Mercury adds or subtracts nothing from SMTP mail.   You can expect that your SMTP mail is going to be read unless encrypted.  Even when encrypted the encryption can be broken by anyone that works hard enough at it.

 

 

 

---

Thomas R. Stephenson
San Jose, California
Member of Pegasus Mail Support Team

I do not answer private messages from the forum. If you want to contact me use email to techsupp@tstephenson.com.

Well, I just talked to my ISP and they cannot (or will not) unblock port 25 for me.  They claim it is a system wide block and they cannot change that.
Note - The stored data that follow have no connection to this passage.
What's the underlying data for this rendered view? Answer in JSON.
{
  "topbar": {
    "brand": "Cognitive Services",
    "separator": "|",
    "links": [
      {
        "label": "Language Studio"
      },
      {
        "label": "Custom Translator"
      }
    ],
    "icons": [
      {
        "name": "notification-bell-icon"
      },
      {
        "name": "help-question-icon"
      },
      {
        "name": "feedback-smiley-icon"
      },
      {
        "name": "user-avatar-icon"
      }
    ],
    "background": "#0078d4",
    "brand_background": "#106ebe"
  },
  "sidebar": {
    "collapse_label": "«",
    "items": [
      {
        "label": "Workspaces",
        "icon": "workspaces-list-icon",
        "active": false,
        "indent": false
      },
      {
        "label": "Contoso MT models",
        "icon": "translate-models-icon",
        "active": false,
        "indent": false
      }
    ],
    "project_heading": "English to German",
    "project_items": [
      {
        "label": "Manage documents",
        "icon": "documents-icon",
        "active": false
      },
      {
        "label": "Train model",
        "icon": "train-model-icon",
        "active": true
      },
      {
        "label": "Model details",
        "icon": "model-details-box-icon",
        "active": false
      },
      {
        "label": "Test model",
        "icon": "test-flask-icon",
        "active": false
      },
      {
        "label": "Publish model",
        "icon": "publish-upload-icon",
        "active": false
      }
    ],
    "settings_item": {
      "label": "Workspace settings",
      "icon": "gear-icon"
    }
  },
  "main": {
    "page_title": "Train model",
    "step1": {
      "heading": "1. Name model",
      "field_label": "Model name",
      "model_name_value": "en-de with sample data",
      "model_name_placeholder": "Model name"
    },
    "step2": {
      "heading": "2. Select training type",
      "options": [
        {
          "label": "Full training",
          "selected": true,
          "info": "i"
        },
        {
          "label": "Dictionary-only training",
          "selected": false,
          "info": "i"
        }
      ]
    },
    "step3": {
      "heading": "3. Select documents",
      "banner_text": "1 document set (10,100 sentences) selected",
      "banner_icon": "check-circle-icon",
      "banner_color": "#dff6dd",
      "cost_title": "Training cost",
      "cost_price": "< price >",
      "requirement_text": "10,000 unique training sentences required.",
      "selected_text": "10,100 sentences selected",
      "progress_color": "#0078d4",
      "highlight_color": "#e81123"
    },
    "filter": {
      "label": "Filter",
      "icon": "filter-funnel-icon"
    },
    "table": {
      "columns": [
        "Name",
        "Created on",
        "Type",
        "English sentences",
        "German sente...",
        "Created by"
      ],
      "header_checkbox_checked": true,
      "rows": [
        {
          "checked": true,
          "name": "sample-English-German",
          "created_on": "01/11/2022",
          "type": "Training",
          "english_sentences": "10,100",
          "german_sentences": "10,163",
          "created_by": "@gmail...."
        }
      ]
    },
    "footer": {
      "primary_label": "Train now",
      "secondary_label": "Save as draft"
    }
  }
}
Of course, this means that I can kiss the idea of end-to-end delivery goodbye!  What's also less than pleasant is their inability (or unwillingness) to support ANY security and authentication - I mean no SMTP passwords, TLS or even SSL.  Which means they are worst than useless because they prevent their clients from acting independently from them (by blocking port 25) and do not allow to use cryptography with them!

This leaves me with just one question: if I choose to use MercC and cypher my mail, say using TLS, and then use my ISP SMTP server as a relay, will my mail get through or will their not supporting cryptographic protocols even prevent the mail from being relayed along?